En cuanto al equipaje, no me costó demasiado llenar el trolley para los cuatro días de viaje, incluyendo un impermeable, que ¡cómo no! tratándose de Santiago de Compostela, no se quedó dormido en la maleta.
El tren TALGO salía de la estación de Chamartín, bien conocida por mí, ya que en unión de la antigua estación del Norte, la de Príncipe Pío, es uno de mis puntos habituales en mi diario ir y venir al cotidiano trabajo entre Las Rozas y Madrid.
Me dio tiempo de comer modestamente en la estación, restaurante Pransor, donde hice uso del menú del día, que por 12,10 euros me proporcionó una aceptable ensaladilla rusa, abundantes calamares a la andaluza y, para mi sorpresa, un más que excelente flan casero.
A las 14:20 se puso en marcha el tren y así inicié mi viaje en dirección a la milenaria ciudad de Santiago de Compostela.
23 de Agosto, lunes
El viaje
Las siete horas exactas del trayecto entre Madrid y Santiago las pasé confortablemente ubicado en un cómodo asiento de preferente, un “pequeño lujo” que me permito, “gracias a los años”, con el importante descuento de RENFE, además de ser el único miembro de mi familia, es decir, ya que viajo solo, “hagámoslo lo mejor que podamos”.
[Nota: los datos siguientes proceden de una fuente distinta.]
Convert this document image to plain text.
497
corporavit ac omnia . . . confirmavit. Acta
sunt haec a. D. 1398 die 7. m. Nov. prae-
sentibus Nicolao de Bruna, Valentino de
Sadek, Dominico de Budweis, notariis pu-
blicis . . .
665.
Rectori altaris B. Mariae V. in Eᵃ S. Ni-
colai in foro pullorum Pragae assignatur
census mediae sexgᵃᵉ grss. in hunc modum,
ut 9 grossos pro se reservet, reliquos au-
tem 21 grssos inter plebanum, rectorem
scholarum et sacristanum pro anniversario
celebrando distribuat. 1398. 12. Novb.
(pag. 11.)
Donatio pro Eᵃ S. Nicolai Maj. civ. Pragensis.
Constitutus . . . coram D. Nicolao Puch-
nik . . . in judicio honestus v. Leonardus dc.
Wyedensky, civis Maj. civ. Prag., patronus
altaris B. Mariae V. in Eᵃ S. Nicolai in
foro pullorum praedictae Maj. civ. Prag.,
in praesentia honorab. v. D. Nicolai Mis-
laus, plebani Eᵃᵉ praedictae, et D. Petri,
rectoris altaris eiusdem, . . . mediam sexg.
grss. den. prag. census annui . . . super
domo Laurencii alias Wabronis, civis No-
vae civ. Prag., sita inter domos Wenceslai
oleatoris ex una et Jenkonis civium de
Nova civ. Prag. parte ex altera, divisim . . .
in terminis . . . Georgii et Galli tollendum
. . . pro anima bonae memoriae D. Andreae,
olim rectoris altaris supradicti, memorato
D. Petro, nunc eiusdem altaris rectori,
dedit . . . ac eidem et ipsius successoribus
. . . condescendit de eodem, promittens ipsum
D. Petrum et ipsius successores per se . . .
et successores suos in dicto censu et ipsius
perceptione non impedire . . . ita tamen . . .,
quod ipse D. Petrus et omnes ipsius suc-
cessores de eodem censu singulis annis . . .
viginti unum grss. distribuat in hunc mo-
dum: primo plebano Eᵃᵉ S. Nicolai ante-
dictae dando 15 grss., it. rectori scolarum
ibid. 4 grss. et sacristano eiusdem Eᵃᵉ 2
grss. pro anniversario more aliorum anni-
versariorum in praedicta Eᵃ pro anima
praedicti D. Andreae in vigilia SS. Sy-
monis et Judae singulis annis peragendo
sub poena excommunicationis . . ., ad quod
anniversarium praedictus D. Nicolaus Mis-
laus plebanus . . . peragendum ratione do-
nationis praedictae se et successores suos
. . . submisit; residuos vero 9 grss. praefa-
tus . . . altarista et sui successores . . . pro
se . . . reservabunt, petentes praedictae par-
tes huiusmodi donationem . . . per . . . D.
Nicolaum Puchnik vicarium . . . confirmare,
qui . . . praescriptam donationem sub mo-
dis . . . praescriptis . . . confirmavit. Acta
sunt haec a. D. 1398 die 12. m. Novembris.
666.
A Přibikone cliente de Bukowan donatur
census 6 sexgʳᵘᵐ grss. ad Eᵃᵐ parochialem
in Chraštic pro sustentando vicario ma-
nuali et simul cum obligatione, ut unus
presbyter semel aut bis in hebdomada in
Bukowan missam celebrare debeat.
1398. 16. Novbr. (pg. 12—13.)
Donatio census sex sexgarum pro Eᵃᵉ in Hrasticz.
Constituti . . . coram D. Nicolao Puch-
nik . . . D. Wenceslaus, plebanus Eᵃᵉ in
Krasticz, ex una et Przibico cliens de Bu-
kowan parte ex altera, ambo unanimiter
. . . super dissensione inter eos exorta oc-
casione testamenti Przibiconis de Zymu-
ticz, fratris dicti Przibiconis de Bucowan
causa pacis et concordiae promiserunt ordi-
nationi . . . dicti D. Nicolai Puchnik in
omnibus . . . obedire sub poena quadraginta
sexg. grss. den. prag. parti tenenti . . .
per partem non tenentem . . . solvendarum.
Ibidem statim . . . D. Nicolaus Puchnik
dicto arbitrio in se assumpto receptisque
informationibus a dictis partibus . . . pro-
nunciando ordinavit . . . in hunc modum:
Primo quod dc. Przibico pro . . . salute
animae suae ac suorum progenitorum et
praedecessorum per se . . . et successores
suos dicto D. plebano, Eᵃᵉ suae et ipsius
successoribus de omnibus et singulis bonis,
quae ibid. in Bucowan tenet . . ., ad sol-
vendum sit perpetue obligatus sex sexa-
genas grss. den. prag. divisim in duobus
En el trayecto voy bien acompañado por Elías Canetti y sus Voces de Marrakech, una pequeña joya perteneciente a mi gran amiga Soco, y que finalicé casi a la vista de Santiago de Compostela. Junto a Elías Canetti realizó el viaje entre mis manos Super Mario y la Nintendo XLi que con el asesoramiento de mi hija Marisa había adquirido un mes antes.
Mi llegada a Santiago
Arriba el TALGO a Santiago a las 21:30 con buen tiempo, sin excesivo calor. La primera sorpresa agradable me la da el taxista que me lleva al hotel. Es un hombre de una edad pareja a la mía, simpático, que me habla desde el principio en español con un marcado acento gallego y con un gran mundo a sus espaldas, cuyo recorrido le da tiempo a contarme, en una mínima parte, en el trayecto que une la estación con el hotel AC Palacio de Carmen.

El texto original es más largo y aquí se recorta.